Bank of America Merrill also priced for retail $112 million of Broward County, Fla., bonds, rated triple-A by Moody’s and Fitch and AA-plus by Standard & Poor’s. Pricing was not immediately available.
In the secondary market, trades reported by the Municipal Securities Rulemaking Board showed weakening.
Bonds from an interdealer trade of University of Texas 5s of 2023 yielded 2.33%, 12 basis points higher than where they traded a week before.
Bonds from an interdealer trade of Puerto Rico Aqueduct and Sewer Authority 5.25s of 2042 yielded 5.29%, four basis points higher than where traded the week before.
Bonds from an interdealer trade of Illinois 6.9s of 2035 yielded 5.86%, one basis point higher than where they traded last week.
A dealer bought from a customer Puerto Rico Aqueduct and Sewer Authority 5.75s of 2037 at 4.98%, one basis point higher than where they traded last week.
Now that March is here, coupled with the uptick in supply this week and last, many investors expect munis to weaken.
“March marks a traditionally difficult seasonal period for the municipal bond market, and performance has historically been challenging,” wrote Anthony Valeri, market strategist at LPL Financial.
One of the biggest issues munis will face in the coming months is tax season.
“Municipal bonds are sold in advance of the April 15 tax deadline as municipal investors raise cash to pay taxes,” Valeri wrote, adding that capital-gains-related selling could be modest this year, but has historically led to the sell-off of munis in March and April.
The intermediate part of the curve is generally hit the hardest, according to Chris Mauro, head of municipals strategy at RBC Capital Markets. “Since retail investors tend to participate more in the intermediate part of the municipal curve, the impact of tax time has been much more pronounced in 10-year bonds than in 30 years,” Mauro said. “However, the timing and length of the tax season effect is almost identical in both the 10-year and 30-year triple-A.”
Historically, there has also been an increase in Treasury issuance in March and April, which will also be a headwind for munis.
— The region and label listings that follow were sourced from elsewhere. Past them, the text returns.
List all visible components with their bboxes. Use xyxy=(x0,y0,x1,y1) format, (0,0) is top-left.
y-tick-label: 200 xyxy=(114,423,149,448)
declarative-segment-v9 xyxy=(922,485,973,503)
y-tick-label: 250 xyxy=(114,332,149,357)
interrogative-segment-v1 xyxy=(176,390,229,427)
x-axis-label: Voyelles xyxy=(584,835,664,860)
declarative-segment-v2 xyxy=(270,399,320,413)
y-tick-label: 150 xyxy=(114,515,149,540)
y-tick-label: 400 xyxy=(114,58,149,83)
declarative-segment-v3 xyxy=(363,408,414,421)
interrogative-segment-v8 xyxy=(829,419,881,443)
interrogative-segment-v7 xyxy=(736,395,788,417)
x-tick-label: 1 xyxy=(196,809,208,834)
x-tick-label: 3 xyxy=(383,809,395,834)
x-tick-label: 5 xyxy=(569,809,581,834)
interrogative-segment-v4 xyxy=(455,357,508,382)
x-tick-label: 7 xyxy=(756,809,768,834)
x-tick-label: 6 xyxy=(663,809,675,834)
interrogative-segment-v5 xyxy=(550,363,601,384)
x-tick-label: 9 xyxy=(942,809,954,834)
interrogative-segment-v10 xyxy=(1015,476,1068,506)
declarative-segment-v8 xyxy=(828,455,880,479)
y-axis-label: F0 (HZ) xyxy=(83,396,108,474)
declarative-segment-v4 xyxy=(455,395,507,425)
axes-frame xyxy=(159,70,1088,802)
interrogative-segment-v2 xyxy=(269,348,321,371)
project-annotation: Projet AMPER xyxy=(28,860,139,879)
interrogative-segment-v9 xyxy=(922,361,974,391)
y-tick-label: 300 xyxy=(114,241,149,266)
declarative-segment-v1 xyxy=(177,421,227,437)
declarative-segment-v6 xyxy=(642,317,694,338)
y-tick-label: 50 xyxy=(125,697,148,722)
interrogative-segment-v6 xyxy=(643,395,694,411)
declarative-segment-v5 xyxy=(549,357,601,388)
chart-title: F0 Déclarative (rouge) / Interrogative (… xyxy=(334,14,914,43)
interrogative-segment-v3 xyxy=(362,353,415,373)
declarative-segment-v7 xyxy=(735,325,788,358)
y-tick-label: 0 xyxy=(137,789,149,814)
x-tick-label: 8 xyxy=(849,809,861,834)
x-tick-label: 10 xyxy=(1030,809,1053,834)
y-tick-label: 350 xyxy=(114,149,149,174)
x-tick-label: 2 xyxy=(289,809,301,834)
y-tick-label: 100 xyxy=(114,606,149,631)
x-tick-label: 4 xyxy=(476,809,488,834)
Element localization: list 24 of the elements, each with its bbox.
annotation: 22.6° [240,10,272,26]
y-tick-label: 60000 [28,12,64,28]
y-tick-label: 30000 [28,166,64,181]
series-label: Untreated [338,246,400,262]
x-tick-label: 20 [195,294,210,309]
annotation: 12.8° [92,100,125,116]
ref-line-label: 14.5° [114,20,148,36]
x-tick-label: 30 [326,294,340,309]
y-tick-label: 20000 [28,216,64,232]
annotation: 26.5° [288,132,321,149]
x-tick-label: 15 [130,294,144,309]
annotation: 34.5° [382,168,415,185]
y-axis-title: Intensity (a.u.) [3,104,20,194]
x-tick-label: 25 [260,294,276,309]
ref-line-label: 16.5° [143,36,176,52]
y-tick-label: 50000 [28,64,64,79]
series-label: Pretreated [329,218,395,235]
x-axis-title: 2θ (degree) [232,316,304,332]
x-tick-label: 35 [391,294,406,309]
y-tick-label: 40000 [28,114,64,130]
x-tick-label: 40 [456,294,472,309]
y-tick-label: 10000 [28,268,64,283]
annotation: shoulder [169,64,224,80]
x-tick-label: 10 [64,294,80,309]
While it does not directly affect munis, they tend to be correlated to the Treasury market.
“The Treasury Department’s fiscal year begins on Nov. 1, and the second quarter of any given fiscal year is typically accompanied by a seasonal increase in Treasury issuance,” Valeri wrote. “The increase in Treasury supply can have ramifications for the broader bond market, since Treasuries are the backbone of the bond market and price declines can ripple across bond market sectors.”
While near-term weakness in munis can be expected, munis are still attractive relative to Treasuries. Over the past 10 years, the 10-year and 30-year triple-A rated muni has averaged 93% and 100% of comparable Treasuries, respectively.
As of last Friday, both ratios were higher than the averages. The 10-year muni-to-Treasury ratio ended at 96.5% on Friday while the 30-year closed at 105.1%.